A Nova Zelândia saiu na frente aos 15 minutos, com gol de Finn Surman, e levou a vantagem para o intervalo. O Egito reagiu no segundo tempo e conseguiu a virada com Mostafa Ziko, Mohamed Salah e Mahmoud Trézéguet, que marcaram aos 59, 67 e 82 minutos, respectivamente. A sequência de gols mudou o rumo da partida e consolidou a recuperação egípcia na etapa final.
O nome mais conhecido da seleção vencedora voltou a aparecer em um momento importante. Mohamed Salah participou diretamente da virada e reforçou a relevância do Egito em um Mundial que, em 2026, concentra atenção especial sobre jogadores de seleções tradicionais e também sobre atletas que podem ganhar ainda mais visibilidade no cenário internacional. Em uma Copa do Mundo, cada resultado pesa na disputa por classificação e pode definir o caminho de uma equipe ainda na fase de grupos.
Com a vitória, o Egito chega à última rodada da fase de grupos em posição mais confortável, mas ainda sem margem para relaxamento. A liderança do Grupo G dá vantagem momentânea, embora a definição da tabela dependa do que acontecer nos próximos jogos. Para a Nova Zelândia, o cenário ficou mais delicado, já que a equipe passa a precisar de uma reação para seguir com chances na competição.

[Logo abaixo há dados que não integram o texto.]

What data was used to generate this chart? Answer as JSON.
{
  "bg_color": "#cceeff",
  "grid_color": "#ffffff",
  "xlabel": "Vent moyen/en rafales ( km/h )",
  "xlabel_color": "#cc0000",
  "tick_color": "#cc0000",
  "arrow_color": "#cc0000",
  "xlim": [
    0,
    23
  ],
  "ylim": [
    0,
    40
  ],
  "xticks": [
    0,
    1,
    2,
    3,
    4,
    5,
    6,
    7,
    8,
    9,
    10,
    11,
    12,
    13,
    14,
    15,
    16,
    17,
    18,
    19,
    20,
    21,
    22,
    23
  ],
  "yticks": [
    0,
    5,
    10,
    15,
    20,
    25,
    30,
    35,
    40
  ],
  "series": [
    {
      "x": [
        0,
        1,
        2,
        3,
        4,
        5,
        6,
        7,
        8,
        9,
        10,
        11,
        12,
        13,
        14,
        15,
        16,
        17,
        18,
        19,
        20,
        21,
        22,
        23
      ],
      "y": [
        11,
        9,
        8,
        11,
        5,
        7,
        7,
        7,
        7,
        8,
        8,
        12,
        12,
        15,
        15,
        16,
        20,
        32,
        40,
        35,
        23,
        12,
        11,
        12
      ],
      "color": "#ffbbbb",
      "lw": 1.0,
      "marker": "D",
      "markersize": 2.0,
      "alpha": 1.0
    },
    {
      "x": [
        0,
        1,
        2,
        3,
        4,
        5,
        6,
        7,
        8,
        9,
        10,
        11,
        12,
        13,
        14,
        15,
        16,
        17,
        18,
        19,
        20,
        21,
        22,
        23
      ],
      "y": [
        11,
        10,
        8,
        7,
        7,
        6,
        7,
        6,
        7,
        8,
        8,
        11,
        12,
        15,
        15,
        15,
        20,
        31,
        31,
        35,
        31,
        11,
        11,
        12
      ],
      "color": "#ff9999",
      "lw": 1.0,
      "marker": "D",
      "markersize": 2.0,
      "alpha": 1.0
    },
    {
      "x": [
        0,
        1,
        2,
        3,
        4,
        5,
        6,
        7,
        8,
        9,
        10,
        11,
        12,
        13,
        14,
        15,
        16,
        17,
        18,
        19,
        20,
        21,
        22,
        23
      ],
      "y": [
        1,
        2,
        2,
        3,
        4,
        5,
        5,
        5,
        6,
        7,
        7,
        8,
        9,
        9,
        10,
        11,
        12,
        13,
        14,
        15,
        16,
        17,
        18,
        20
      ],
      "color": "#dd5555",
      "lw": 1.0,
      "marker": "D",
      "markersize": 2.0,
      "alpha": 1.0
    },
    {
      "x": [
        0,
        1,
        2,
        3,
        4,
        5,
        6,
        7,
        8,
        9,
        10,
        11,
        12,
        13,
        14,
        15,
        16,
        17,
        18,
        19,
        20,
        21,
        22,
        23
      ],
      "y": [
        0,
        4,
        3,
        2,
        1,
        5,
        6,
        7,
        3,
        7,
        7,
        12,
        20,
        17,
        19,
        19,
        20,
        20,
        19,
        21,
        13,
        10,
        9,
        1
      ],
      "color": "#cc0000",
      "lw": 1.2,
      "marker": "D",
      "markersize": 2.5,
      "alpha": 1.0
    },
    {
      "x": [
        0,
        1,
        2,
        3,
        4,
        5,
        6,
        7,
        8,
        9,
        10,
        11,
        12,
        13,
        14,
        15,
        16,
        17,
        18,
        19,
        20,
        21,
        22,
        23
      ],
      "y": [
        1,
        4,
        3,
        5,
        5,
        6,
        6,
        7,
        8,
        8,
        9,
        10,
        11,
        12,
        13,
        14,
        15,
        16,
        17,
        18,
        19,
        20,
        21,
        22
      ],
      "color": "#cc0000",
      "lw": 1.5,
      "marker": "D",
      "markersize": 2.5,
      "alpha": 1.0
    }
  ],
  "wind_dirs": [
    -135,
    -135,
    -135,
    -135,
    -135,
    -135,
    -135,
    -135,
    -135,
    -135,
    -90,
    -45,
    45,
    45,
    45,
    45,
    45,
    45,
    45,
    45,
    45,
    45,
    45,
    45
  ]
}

O jogo também reforça a importância da segunda rodada em torneios curtos como a Copa do Mundo. É nesse momento que as seleções começam a transformar desempenho em pontuação e a ajustar o peso de cada detalhe, seja na organização defensiva, na eficiência ofensiva ou na capacidade de responder a um gol sofrido. No caso do Egito, a virada mostrou força de recuperação. Para a Nova Zelândia, a derrota expôs a dificuldade de sustentar a vantagem diante de um adversário mais experiente.
A partida em Vancouver terminou com impacto direto na classificação do Grupo G e deixa a disputa aberta para a rodada final. O Egito, agora líder, passa a olhar para o próximo compromisso com a chance de encaminhar sua vaga. Já a Nova Zelândia entra em situação de pressão, dependendo de combinação de resultados e de uma atuação mais consistente para seguir viva no Mundial.